Ao longo de sua vida, Dalí cultivou uma persona tão extravagante e excêntrica quanto sua arte. Ele abraçou a autopromoção, compreendendo o poder do espetáculo para capturar a atenção pública. Seu casamento com Gala Éluard em 1934 foi fundamental, não apenas pessoalmente, mas artisticamente; ela se tornou sua musa, gerente de negócios e apoiadora inabalável. Embora seus últimos anos tenham sido marcados por empreendimentos comerciais crescentes e um abraço às vezes controverso ao regime franquista, seu legado artístico permanece imenso. Ele morreu em 23 de janeiro de 1989, deixando para trás uma obra que continua a desafiar, provocar e inspirar. O Museu Salvador Dalí em St. Petersburg, Flórida, é um testemunho de seu apelo duradouro, abrigando uma extensa coleção que permite aos visitantes mergulhar no mundo deste artista extraordinário.
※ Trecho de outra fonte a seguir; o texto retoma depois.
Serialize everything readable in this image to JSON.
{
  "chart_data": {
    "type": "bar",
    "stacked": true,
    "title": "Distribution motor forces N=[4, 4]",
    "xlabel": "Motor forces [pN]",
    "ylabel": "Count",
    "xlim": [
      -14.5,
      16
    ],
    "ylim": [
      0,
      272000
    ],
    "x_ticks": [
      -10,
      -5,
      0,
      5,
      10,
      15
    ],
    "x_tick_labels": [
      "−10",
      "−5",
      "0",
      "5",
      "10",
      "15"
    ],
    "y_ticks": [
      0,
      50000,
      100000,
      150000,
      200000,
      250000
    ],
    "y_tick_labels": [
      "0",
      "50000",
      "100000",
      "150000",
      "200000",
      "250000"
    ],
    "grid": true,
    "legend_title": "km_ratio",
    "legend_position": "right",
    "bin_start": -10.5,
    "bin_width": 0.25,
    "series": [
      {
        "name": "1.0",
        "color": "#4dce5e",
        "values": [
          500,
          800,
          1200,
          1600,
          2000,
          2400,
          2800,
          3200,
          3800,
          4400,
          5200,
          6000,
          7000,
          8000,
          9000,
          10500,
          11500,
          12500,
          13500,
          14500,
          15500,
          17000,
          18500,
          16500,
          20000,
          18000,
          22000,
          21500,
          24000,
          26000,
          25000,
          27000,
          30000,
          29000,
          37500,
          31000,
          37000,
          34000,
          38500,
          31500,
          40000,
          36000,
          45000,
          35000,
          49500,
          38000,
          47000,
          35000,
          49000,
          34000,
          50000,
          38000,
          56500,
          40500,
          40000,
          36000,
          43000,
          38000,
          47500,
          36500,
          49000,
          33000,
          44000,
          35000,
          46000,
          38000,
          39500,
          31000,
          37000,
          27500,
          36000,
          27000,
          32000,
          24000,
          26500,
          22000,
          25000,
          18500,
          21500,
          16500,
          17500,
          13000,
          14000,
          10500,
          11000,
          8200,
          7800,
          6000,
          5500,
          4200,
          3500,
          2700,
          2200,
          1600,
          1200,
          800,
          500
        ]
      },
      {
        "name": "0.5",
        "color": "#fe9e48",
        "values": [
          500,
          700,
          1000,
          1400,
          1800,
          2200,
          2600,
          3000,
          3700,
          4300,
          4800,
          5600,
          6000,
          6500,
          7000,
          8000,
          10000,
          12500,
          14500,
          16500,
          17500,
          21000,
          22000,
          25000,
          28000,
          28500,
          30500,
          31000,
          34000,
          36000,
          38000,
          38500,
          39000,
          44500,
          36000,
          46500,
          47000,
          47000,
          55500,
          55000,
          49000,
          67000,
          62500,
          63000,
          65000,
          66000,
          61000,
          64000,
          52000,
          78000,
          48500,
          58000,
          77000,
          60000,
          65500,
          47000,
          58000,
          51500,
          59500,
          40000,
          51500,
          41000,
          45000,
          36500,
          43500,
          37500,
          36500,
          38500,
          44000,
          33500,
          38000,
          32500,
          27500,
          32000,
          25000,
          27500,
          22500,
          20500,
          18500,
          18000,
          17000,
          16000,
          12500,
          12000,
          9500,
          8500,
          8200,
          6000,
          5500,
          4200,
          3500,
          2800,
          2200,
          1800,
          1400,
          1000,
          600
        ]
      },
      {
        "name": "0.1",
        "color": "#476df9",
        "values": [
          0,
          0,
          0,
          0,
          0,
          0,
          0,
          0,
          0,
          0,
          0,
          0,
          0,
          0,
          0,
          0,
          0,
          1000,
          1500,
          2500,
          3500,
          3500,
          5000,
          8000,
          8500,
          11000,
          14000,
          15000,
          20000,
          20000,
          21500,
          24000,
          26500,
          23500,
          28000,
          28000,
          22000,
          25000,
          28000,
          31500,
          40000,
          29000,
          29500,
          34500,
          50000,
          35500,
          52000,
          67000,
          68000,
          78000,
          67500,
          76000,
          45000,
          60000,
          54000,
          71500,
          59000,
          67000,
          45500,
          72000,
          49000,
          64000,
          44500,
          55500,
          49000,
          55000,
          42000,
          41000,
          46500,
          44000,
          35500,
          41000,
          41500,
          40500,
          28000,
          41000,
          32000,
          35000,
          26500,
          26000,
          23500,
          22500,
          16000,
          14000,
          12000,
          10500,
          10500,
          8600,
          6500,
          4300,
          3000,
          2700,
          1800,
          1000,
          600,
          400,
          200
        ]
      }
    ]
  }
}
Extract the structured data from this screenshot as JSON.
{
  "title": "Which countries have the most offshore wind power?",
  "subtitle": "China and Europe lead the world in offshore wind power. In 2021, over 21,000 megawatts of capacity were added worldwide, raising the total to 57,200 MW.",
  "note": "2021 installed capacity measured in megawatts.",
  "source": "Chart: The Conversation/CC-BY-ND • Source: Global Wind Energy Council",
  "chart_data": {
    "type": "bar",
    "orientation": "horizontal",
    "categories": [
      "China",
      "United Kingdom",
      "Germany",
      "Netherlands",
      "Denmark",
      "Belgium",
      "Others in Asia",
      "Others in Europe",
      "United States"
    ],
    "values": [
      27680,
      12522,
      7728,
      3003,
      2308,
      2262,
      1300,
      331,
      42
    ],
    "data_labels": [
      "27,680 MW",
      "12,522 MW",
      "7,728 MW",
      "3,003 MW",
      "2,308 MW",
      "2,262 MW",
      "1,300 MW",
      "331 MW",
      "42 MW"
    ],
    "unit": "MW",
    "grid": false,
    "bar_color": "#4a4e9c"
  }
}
Dalí transcendeu as fronteiras da arte, tornando-se um ícone cultural cuja influência pode ser vista na moda, no cinema, na publicidade e na cultura popular. Ele permanece um dos artistas mais reconhecíveis e influentes do século XX – um verdadeiro visionário que ousou explorar as profundezas do subconsciente e traduzir seus mistérios em telas para o mundo inteiro ver.